Explainer: What is the social economy?

Interest in the social economy is growing fuelled by recent global crises and is raising questions about how to transform current economic models to address future global challenges.

The Centre for Social Impact (CSI) is responding with the launch of a national research project, ‘The Social Economy Survey’, which aims to track trends in the for-purpose sector in Australia and make sense of how it could be part of large-scale social change.

The concept of the social economy

In April 2023, the UN General Assembly took a significant first step toward shaping a more inclusive global economic structure by passing a resolution recognising the social economy as critical to inclusive and sustainable economies.

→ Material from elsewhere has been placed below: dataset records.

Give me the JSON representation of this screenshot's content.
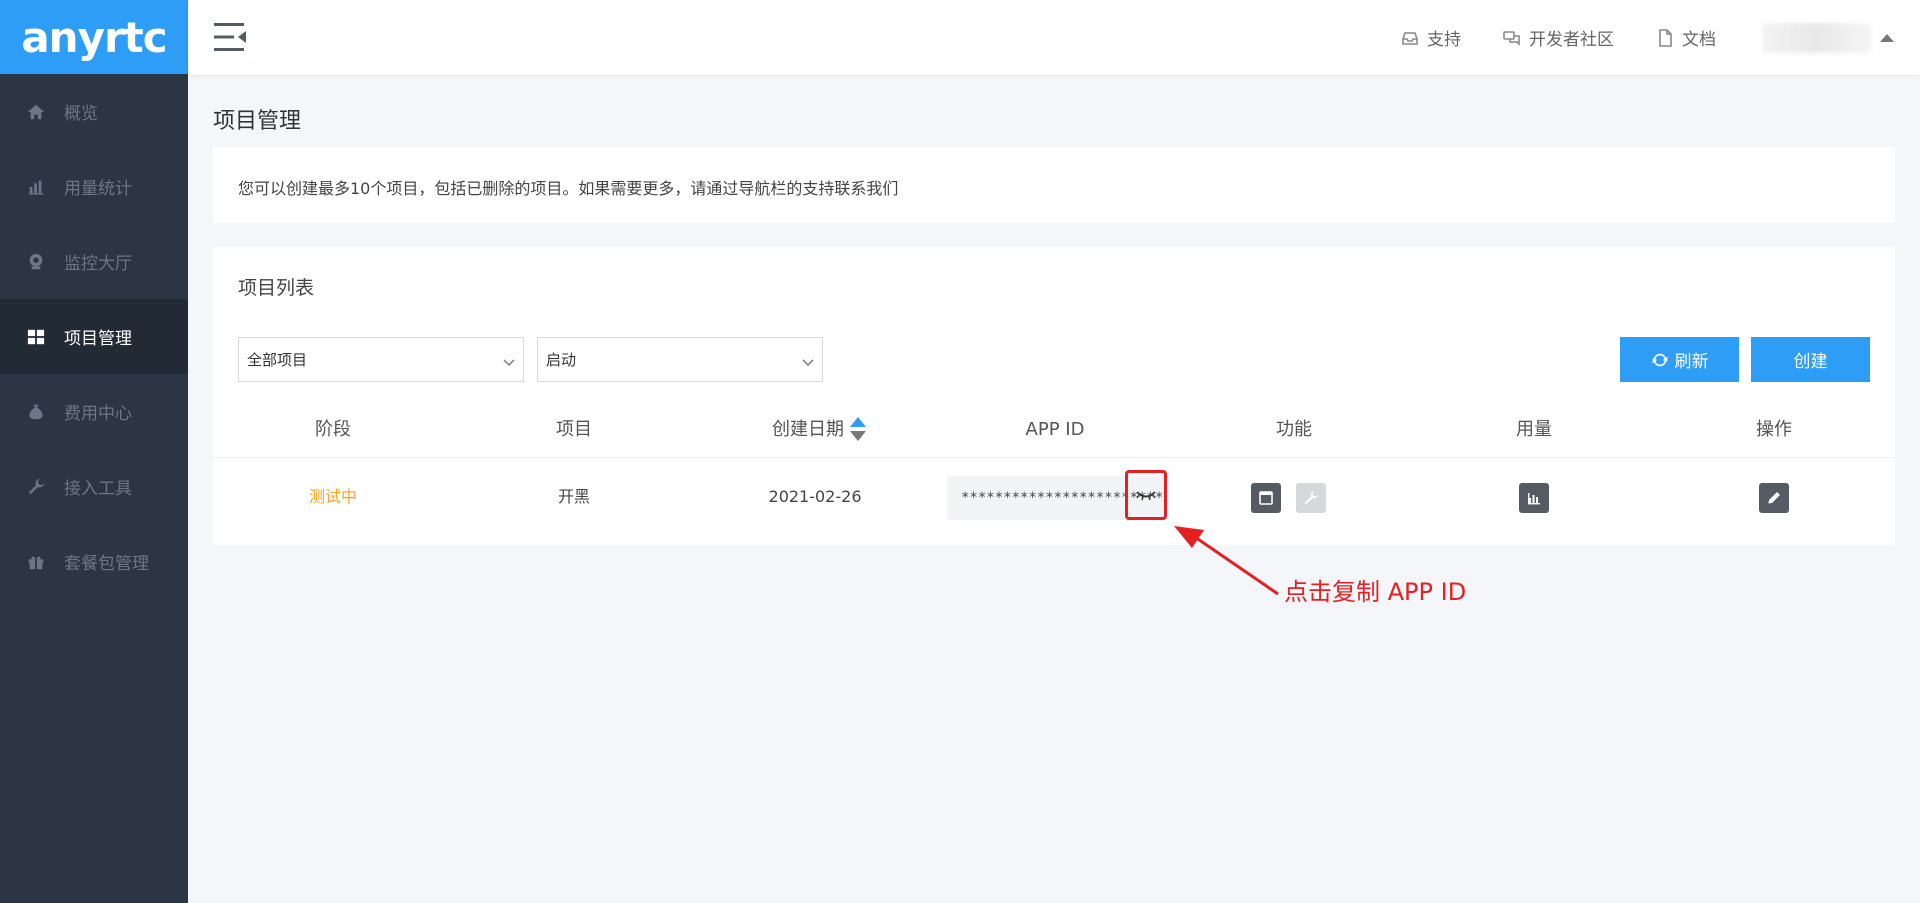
{
  "brand": {
    "logo_text": "anyrtc",
    "accent": "#2e9df5"
  },
  "sidebar": {
    "items": [
      {
        "label": "概览",
        "icon": "home-icon",
        "active": false
      },
      {
        "label": "用量统计",
        "icon": "bar-chart-icon",
        "active": false
      },
      {
        "label": "监控大厅",
        "icon": "webcam-icon",
        "active": false
      },
      {
        "label": "项目管理",
        "icon": "grid-icon",
        "active": true
      },
      {
        "label": "费用中心",
        "icon": "money-bag-icon",
        "active": false
      },
      {
        "label": "接入工具",
        "icon": "wrench-icon",
        "active": false
      },
      {
        "label": "套餐包管理",
        "icon": "gift-icon",
        "active": false
      }
    ]
  },
  "header": {
    "links": [
      {
        "label": "支持",
        "icon": "support-icon"
      },
      {
        "label": "开发者社区",
        "icon": "chat-icon"
      },
      {
        "label": "文档",
        "icon": "document-icon"
      }
    ]
  },
  "main": {
    "page_title": "项目管理",
    "notice": "您可以创建最多10个项目，包括已删除的项目。如果需要更多，请通过导航栏的支持联系我们",
    "card_title": "项目列表",
    "filter_scope": "全部项目",
    "filter_status": "启动",
    "refresh_label": "刷新",
    "create_label": "创建",
    "columns": [
      "阶段",
      "项目",
      "创建日期",
      "APP ID",
      "功能",
      "用量",
      "操作"
    ],
    "rows": [
      {
        "stage": "测试中",
        "project": "开黑",
        "created": "2021-02-26",
        "app_id": "*************************"
      }
    ]
  },
  "annotation": {
    "text": "点击复制 APP ID",
    "color": "#e62020"
  }
}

This follows on work by other international bodies, as seen in:

  • EU Social Economy Action Plan (2021)
  • OECD Recommendation of the Council on the Social and Solidarity Economy and Social Innovation (2022)
  • ILO Resolution concerning decent work and the social and solidarity economy (2022)

The social economy is made up of organisations that put social and environmental concerns at the centre of their business model.

Increasingly the term is used to refer to the for-purpose sector and embraces a vast and diverse network of not-for-profit or third-sector organisations, charities, cooperatives and mutual societies, foundations, and social enterprises. Many newer business models like fair trade, organic trade and the circular economy have evolved out of the idea of a social economy.

Global interest in the social economy has grown in parallel with recognition of the need for a more just and equitable economic system.

Globally, the social economy represents around 7 percent of gross domestic product (GDP) and roughly 12 percent of jobs in some countries.

What are the key principles of the social economy?

The social economy reflects a new relationship between society and the economy, which prioritises sustainable and inclusive development across all sectors.

There is no one-size-fits-all social economy model; national, local, and regional differences need to be considered. However, according to the EU and OECD , social economy models have the following key principles in common:

  • Prioritising people and putting positive social change above profit.
  • Reliance on collaboration and cooperation across diverse industries and sectors – both public and private
  • Reinvesting most profits and surpluses to deliver social benefit to community users or society at large.
  • Abiding by participatory governance and business models that follow inclusive and sustainable principles with a focus on social progress.

What are the benefits of the social economy?

The social economy can potentially address a range of societal challenges.

By working across sectors, the social economy offers options to tackle the risks of geo-political instability, cost of living pressures, income inequity, the erosion of social cohesion and the cost of adapting to climate change and digitalisation.

The social economy is more resilient and adaptable in the face of such risks primarily because it has strong local roots and can apply innovative solutions from the ground up. Other benefits of the social economy include:

  • Support of vulnerable and disadvantaged individuals, groups and communities who face barriers due to gender, race, ability and economic class.
  • Connects local communities and revitalises rural areas.
  • Generates quality and equitable jobs.
  • Supports a just transition towards a green economy.
  • Supplies sustainable goods and services.
  • Encourages civic engagement.
  • Proposes new business models.

*Source: OECD (2023) What is the Social and Solidarity Economy? A Review of Concepts

Who is part of the social economy?

The ILO has defined social economy organisations in the following terms:

The [sector] encompasses enterprises, organizations and other entities that are engaged in economic, social, and environmental activities to serve the collective and/or general interest, which are based on the principles of voluntary cooperation and mutual aid, democratic and/or participatory governance, autonomy and independence, and the primacy of people and social purpose over capital in the distribution and use of surpluses and/or profits as well as assets.

There is broad consensus that the social economy includes the following types of organisations:

  • Charities and not-for-profit associations
  • Social enterprises
  • Co-operatives, and
  • Philanthropic organisations.

Governments, businesses, communities, philanthropic and investor interests all contribute to a social economy where the common goal is to promote a values-led economy.

To grow the social economy governments can invest public funds and can also incentivise private sector finance providers and social impact investors.

Governments have a special role in enabling social economies to thrive by also creating the right policy and legal frameworks and increasing the visibility of the social economy by collecting standardised data in national statistics that reflect social impact and acknowledging the social economy in education and research.

Corporates keen to increase their social impact can co-invest and partner with governments, invest directly or partner with social economy organisations. In this respect, forms of capital that require a return beyond monetary profit are piquing the interests of corporates worldwide.

According to forecasts from the Global Impact Investing Network (2021), growth in the impact investment market is expected to reach $1.845 trillion in 2030.

The social economy research agenda at the Centre for Social Impact (CSI)

The Centre for Social Impact (CSI) is leading research into the social economy with a three-year annual survey of Australia’s social economy organisations. This research will align with work occurring in global institutions such as the OECD and EU.